New management shed the unprofitable low-end business to refocus on the mid- range, more technologically complex segment of the market. These changes were made in time to capture some explosive growth. Historically, the PCB market had grown about 6% a year, but from 1995 to 2000 it grew at 10%. By 2000, the company's sales had increased to $30 million. Laser drilling, better solder masking for finishing printed circuitry, and semi-automated systems for electrical testing of finished boards were the major improvements needed to get to industry parity.

PCC named Glen Kashgegian president and COO in 2000.
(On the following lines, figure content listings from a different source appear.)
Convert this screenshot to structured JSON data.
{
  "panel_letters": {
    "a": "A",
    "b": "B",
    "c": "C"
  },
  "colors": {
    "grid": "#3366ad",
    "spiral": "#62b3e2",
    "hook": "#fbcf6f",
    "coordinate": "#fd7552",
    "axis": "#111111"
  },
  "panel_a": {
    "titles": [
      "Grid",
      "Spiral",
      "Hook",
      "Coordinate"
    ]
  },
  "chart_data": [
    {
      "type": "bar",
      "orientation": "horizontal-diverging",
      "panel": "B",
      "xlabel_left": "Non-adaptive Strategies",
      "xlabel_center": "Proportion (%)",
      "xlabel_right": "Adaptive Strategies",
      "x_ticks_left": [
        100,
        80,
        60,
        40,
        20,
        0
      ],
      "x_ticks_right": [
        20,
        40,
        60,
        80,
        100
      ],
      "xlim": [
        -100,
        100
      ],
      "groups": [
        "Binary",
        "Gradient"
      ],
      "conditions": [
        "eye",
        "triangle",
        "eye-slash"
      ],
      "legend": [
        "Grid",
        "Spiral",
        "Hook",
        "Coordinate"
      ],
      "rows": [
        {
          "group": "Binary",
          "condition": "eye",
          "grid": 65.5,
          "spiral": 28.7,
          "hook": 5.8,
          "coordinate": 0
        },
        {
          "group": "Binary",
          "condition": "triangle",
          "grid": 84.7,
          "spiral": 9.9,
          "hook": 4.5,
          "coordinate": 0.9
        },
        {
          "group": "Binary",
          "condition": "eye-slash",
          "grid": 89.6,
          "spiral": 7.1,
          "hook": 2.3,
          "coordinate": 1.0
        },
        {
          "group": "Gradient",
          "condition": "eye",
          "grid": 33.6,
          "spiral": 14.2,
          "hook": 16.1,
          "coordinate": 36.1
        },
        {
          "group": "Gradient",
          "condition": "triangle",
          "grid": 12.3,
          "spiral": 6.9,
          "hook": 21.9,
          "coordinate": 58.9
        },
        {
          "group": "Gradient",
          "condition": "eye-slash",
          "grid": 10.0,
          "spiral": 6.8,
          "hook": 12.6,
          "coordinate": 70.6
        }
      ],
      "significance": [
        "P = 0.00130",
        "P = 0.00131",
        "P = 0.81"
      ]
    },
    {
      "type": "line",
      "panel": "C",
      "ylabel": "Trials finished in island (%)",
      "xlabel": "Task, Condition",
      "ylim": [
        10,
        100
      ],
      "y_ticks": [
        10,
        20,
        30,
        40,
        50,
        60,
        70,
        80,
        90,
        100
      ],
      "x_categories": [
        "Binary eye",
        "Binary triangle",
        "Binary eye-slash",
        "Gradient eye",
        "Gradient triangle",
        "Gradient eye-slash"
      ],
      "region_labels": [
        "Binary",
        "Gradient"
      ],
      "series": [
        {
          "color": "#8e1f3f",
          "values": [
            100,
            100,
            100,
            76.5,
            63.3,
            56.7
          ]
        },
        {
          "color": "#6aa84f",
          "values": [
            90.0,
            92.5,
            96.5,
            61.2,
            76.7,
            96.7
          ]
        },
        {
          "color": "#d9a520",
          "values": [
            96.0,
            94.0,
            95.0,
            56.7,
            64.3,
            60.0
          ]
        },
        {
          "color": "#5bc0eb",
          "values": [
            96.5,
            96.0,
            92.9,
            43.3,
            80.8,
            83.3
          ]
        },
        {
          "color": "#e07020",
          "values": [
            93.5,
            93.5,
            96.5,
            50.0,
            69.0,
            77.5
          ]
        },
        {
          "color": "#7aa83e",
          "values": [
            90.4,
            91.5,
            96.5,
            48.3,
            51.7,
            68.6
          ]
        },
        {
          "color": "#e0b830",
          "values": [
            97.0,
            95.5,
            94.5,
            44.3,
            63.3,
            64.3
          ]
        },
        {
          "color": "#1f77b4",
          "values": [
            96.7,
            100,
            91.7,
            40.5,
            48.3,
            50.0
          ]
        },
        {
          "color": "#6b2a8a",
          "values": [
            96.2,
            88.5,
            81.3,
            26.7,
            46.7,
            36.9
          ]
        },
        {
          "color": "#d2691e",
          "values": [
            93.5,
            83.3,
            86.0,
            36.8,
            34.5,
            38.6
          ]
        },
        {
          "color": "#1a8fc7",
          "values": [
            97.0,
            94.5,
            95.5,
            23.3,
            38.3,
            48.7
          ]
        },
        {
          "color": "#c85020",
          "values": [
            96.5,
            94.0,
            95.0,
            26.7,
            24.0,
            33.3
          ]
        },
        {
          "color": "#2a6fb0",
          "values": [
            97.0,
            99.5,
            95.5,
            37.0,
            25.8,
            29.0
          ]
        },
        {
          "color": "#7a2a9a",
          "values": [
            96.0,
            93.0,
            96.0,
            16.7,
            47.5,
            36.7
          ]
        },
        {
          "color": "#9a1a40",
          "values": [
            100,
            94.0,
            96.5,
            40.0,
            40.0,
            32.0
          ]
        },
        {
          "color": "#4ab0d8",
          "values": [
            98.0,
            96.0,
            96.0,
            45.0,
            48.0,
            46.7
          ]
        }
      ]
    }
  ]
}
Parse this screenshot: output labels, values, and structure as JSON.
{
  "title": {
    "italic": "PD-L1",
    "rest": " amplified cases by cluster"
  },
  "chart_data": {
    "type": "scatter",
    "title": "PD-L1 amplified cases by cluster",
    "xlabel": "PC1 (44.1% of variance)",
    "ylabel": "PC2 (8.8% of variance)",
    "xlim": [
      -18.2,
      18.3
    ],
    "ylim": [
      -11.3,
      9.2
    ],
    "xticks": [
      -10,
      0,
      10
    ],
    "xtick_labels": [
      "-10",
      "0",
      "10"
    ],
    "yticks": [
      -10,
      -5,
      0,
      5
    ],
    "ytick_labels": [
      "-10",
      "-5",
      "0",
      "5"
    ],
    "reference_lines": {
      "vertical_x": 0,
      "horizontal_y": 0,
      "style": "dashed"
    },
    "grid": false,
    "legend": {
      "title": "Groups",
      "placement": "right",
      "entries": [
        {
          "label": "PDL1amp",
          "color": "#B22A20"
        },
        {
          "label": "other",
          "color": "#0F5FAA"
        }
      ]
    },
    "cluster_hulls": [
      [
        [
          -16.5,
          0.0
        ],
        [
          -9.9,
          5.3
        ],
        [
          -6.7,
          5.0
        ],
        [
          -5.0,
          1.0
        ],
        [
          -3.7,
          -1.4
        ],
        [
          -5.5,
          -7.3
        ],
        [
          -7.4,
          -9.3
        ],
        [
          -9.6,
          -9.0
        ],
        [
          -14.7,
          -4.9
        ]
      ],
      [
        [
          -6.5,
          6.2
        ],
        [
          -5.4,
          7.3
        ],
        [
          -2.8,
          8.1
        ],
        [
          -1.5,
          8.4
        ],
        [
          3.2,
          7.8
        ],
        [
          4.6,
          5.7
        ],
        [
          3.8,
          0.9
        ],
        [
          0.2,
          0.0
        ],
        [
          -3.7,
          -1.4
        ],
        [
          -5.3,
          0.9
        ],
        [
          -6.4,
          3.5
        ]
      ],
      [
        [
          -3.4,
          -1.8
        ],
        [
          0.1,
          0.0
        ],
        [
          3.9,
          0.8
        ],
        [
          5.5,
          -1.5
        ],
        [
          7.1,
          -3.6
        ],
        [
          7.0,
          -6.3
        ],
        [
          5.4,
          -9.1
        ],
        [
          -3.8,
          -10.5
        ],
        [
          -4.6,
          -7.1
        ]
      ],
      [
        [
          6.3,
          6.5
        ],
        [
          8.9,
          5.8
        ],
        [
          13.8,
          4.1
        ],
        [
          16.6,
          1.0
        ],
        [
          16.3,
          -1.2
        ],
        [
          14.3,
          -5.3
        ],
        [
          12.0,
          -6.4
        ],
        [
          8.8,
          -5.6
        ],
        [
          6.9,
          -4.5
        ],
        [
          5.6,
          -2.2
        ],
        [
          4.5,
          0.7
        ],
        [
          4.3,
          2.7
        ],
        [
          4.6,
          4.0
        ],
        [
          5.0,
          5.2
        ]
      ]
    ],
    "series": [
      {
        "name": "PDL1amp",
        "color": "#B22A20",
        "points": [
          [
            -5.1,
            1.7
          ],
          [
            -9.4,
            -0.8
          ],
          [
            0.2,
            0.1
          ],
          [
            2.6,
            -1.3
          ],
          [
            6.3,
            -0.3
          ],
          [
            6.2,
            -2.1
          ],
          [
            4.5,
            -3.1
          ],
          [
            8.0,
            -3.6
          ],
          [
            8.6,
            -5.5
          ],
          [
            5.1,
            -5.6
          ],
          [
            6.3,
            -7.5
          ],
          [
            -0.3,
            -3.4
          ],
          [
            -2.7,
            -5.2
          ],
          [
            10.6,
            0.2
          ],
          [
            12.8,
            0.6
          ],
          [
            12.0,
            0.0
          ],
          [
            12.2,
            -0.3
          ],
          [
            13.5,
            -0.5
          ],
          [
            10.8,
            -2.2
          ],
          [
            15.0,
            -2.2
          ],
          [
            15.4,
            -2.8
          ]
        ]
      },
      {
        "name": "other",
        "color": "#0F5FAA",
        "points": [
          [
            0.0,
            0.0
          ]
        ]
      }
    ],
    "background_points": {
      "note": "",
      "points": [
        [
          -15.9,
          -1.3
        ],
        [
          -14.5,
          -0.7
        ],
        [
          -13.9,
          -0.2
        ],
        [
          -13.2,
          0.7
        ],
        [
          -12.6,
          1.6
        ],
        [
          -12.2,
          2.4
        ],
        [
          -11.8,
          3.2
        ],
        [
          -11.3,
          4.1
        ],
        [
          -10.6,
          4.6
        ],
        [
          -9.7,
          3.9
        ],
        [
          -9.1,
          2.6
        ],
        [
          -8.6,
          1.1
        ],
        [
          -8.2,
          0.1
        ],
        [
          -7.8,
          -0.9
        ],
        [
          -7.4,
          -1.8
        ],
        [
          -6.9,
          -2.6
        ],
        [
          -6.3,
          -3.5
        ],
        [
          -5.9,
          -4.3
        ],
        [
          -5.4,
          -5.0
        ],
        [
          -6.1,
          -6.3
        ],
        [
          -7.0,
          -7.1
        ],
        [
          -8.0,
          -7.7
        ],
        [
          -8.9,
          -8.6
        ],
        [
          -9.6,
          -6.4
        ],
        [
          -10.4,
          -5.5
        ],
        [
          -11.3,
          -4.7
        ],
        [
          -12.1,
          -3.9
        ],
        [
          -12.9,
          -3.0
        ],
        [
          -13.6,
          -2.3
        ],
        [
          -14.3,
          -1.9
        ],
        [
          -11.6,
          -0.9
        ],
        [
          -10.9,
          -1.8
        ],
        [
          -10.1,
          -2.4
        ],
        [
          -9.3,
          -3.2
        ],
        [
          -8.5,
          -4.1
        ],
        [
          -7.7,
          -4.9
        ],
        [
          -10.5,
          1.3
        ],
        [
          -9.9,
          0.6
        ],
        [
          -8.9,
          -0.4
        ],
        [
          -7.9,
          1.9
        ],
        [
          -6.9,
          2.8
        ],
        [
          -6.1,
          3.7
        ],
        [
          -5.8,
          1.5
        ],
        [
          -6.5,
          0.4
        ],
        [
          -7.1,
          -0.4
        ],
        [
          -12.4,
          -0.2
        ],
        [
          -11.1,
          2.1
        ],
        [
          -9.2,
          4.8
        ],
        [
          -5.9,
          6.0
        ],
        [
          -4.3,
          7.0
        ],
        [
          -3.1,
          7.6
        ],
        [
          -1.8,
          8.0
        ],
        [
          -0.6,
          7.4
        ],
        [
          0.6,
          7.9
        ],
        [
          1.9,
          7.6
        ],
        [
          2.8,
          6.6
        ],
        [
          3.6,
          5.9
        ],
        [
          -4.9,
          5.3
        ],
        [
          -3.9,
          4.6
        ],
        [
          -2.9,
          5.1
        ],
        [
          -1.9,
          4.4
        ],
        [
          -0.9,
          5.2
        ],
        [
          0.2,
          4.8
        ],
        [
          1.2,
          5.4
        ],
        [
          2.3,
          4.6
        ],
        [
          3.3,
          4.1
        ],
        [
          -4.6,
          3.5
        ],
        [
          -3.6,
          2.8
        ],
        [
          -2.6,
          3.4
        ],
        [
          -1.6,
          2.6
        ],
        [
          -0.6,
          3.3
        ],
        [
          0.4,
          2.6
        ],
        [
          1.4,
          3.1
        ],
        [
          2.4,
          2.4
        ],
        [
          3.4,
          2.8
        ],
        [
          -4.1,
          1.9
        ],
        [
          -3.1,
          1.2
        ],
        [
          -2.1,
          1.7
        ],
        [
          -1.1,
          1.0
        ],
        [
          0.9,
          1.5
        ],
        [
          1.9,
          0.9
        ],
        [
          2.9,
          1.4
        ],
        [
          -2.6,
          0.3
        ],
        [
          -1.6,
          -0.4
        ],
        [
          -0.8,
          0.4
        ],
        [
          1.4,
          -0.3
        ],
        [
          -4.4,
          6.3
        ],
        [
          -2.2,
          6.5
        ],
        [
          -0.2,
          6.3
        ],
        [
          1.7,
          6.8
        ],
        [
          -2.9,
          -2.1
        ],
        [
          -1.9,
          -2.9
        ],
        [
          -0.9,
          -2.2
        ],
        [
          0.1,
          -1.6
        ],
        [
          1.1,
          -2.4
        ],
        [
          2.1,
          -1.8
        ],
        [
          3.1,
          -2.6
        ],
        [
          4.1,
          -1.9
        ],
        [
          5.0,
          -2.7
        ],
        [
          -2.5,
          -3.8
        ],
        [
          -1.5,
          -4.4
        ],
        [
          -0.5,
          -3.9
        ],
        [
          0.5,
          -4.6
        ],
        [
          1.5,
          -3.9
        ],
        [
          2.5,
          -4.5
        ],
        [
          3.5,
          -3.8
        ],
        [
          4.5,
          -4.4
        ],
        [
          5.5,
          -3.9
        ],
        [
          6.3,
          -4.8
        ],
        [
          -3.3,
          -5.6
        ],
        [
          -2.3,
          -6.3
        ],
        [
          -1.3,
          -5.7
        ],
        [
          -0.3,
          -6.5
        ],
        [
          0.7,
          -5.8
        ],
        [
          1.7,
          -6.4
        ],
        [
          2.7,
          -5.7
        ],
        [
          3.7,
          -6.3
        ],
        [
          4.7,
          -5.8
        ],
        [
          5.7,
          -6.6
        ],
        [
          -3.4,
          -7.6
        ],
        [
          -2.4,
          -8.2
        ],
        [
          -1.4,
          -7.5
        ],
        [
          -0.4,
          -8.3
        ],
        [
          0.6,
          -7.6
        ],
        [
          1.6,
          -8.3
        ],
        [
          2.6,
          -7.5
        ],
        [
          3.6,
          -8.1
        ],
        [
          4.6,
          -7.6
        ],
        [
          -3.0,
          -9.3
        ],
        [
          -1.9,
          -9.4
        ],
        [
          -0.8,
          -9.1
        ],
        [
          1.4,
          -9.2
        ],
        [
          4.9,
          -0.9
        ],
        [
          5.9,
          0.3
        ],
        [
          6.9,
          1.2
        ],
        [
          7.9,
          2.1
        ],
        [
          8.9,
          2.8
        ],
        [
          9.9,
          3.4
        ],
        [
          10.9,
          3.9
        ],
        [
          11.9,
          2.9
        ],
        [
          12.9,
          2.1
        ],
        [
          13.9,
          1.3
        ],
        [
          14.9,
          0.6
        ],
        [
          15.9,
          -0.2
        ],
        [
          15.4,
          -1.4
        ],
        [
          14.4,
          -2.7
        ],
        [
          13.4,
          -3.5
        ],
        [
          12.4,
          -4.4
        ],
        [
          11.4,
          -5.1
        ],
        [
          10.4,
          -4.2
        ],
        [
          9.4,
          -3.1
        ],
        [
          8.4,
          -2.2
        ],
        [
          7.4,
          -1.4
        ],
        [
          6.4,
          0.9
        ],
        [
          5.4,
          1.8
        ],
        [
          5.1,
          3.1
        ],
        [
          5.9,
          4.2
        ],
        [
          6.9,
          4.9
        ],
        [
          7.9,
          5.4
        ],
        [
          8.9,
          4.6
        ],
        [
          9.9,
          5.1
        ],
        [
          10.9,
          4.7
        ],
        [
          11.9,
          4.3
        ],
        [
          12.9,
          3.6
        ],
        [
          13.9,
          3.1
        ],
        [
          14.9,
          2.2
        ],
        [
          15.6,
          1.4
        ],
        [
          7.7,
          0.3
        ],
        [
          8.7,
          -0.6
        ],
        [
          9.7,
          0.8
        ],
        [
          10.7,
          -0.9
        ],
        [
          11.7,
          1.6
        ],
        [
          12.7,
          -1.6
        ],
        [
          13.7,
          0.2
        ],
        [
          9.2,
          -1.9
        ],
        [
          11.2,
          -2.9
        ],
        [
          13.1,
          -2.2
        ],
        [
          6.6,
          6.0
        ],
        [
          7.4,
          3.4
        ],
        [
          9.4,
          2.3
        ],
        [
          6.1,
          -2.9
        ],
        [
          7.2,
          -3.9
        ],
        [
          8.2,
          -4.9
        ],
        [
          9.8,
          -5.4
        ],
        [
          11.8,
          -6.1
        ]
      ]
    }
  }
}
In June 2001, Printed Circuit Corp. acquired the circuit board fabrication business of CPC in Randolph, MA.

==The End of PCC==
Amid the tech recession of 2001 to 2003, the company failed to adjust as customers migrated to lower cost products from China, and filed for reorganization in September 2002. The company then was acquired by Manchester, NH–based fabricator Electropac in October 2002.
Ultimately, as the North American Printed Circuit market continued to shrink and consolidate, Electropac closed their business and sold certain assets to another competitor, located in Nashua NH, named Mass Design.

==Environmental Battles==
In 1990, the company was fined $407,835 for allegedly violating state sewer regulations 60 times over two years and ignoring orders to stop. The penalty was the third-largest in the history of the Massachusetts Water Resources Authority at the time.